Body cameras have been receiving a lot of attention as a tool to increase police accountability ― and now a study shows they’re pretty effective at decreasing complaints against police, too.
The Cambridge University study, published this month in the journal Criminal Justice and Behavior, found that complaints against police officers filed by citizens decreased substantially after officers began wearing the monitoring devices.
The study followed seven police departments across the U.S. and the U.K., and tracked the number of complaints filed against the roughly 2,000 officers in the year before they began wearing body cameras, then compared that number to the complaints filed in the year after.
In all, complaints dropped from 1,539 in the year before to just 113 for all seven departments in the year after ― a dramatic reduction of 93 percent.
Of the seven departments studied, one saw a 100 percent decrease in the number of complaints filed. The other six departments saw drops of 98 percent, 94 percent, 94 percent, 88 percent, 88 percent and 44 percent.
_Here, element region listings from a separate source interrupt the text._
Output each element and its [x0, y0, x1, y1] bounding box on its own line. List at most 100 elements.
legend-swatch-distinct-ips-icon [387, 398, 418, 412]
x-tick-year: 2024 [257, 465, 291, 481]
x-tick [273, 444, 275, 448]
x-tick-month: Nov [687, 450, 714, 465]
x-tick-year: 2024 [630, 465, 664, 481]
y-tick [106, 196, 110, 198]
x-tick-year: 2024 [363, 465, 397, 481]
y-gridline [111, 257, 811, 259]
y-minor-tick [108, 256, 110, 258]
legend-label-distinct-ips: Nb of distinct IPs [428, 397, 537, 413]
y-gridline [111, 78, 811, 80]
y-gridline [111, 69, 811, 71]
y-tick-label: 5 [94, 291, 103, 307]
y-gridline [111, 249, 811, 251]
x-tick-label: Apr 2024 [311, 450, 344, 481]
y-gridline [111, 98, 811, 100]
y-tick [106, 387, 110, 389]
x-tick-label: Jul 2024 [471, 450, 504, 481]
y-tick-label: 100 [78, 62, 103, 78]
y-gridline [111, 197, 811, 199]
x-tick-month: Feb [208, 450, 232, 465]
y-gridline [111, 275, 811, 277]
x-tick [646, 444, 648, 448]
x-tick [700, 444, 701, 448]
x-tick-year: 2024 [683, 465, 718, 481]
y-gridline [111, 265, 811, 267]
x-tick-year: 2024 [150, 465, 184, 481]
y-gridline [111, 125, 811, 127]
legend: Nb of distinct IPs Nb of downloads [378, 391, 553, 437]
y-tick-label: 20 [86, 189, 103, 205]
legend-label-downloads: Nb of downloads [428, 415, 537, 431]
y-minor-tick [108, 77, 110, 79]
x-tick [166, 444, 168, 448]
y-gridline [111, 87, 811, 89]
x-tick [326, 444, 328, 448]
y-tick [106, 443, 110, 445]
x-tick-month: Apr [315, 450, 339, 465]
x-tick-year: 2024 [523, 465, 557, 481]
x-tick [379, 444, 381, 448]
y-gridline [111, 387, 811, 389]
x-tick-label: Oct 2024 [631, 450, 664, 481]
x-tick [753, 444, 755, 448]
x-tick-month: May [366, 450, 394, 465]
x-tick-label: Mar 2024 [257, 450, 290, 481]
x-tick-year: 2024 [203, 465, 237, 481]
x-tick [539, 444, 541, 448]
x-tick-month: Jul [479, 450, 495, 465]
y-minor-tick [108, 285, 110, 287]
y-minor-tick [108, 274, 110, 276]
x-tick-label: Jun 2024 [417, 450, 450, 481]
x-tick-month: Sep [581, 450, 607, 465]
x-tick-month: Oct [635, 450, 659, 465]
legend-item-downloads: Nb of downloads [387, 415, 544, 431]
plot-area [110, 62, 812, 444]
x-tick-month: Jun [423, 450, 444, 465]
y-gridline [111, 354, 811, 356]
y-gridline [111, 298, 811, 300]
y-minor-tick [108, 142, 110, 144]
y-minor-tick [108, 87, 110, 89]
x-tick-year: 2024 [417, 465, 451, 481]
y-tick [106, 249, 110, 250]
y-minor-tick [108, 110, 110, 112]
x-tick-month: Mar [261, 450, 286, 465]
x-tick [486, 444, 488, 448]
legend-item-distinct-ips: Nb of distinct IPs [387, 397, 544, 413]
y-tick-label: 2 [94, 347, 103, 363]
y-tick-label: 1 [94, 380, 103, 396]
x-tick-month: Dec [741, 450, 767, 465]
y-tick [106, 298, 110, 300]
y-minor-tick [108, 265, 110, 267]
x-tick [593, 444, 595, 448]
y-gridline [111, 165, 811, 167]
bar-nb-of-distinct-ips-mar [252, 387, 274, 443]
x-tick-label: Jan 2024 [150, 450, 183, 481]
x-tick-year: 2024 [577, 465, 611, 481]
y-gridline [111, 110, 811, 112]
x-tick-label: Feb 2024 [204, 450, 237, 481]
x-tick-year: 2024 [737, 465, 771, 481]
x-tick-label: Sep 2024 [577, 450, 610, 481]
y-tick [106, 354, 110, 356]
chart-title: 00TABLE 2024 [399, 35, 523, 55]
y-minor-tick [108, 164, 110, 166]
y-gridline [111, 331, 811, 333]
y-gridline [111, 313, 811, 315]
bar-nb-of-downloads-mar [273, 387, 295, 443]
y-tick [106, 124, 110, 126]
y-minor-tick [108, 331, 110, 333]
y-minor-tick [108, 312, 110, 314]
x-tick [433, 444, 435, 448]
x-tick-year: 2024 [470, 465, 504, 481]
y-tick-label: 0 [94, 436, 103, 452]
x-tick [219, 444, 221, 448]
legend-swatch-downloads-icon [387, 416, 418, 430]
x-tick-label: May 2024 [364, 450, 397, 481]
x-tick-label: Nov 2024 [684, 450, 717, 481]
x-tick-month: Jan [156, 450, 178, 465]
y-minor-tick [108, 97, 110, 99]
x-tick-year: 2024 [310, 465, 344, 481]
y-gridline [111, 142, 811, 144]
“I cannot think of any [other] single intervention in the history of policing that dramatically changed the way that officers behave, the way that suspects behave, and the way they interact with each other,” lead author Dr. Barak Ariel told the BBC, reacting to the findings.
I cannot think of any [other] single intervention in the history of policing that dramatically changed the way that officers behave, the way that suspects behave, and the way they interact with each other.
While the authors concede body cameras may not do much to improve the public perception of police legitimacy, which is a more “deeply rooted issue,” the devices do increase accountability for all parties involved ― including other officers who don’t even wear cameras.
The researchers recorded a decrease in complaints filed against officers who worked in the same departments, but did not wear a body camera, a phenomenon the authors label “contagious accountability.”
“Everyone was affected by it,” the study found, “even when the cameras were not in use, and collectively everyone in the department(s) attracted fewer complaints.”
In addition to the accountability created by recording each incident, the researchers argue that all parties benefit when officers initiate each interaction by noting they are wearing a body camera. Simply acknowledging the device has a deterrent effect.
The camera’s presence “should be announced as soon as possible when engaging with members of the public,” the authors write. “It primed both parties that a civilized manner was required and served as a nudge to enhance the participants’ awareness of being observed.”